14
Yorum
0
Beğeni
0,0
Puan
1392
Okunma
İstanbul’u adımladım dün akşam
Avuçlarımda yalnızlığın emaneti
zemheri ateşiyle.
Gücüm yetmiyor tanelerine yağmurun...
Kıstırıldım sahilinde Kumkapı’nın
Yedikçe şamarını yağmurun,
dönüyorum
da
dönüyorum!
Üzerimde ıslaklığımla
Lodoslar alıyor beni;
Sürükleniyorum Sultan Ahmet meydanına.
Takılmasaydı düşüncelerim
bir sevgi çınarına,
Kim bilir kaçıncı yüzyılın derinliklerindeydim
Haliç’in.
Galata köprüsü,
Gözyaşlarını kurutuyordu kirpiklerinde
Sevdası yüreğime sıvanmış bu şehrin.
... ve ben duvarlarını cilâlıyordum yüreğimin
Kabataş iskelesinde.
Olanca ağırlığımla yüklenmişim
Üsküdar vapuruna
sıfıraltıonbeş sularında saatin.
Martılar itiş kakış, simit kapma telâşındalar.
Balkonlarda saksılar...
ve saksılarda salkım saçak mutluluk çiçekleri.
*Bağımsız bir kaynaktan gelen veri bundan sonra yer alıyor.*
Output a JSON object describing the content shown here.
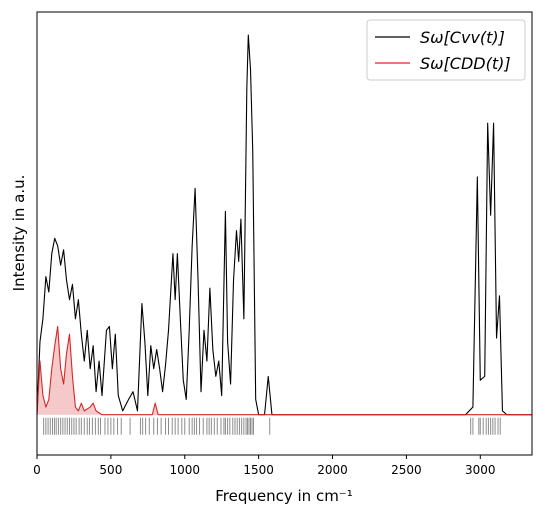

Sokaklarda insanlar ve arabalar...
ve demirbaşı sokakların seyyar satıcılar,
Güvercinler ve martılar...
Lâcivert kaldırım taşları
bırakmıyor ayaklarımı.
Gözlerimi arıyorum; sendeymiş meğer.
Kasımpaşa sırtlarında leventler
halat atıyorlar bana ya,
Tutamıyorum,
bağırıyorum
duyan yok...
Tutuklanıyorum
bu şehre sevdamdan ötürü.
Cem Sultan’a ağlayan gözler
bana da ağlıyorlar.
Yedikule zindanları
Katran karası.
Kaç duvar, kaç köşe bilmiyorum?
Ey cellâtlar;
İstiklâl caddesinin yosmaları aşkına
öldürmeyin beni!
Ve siz silahşorlar,
indirin kılıçlarınızı;
Henüz görmediğim bir İstanbul daha var.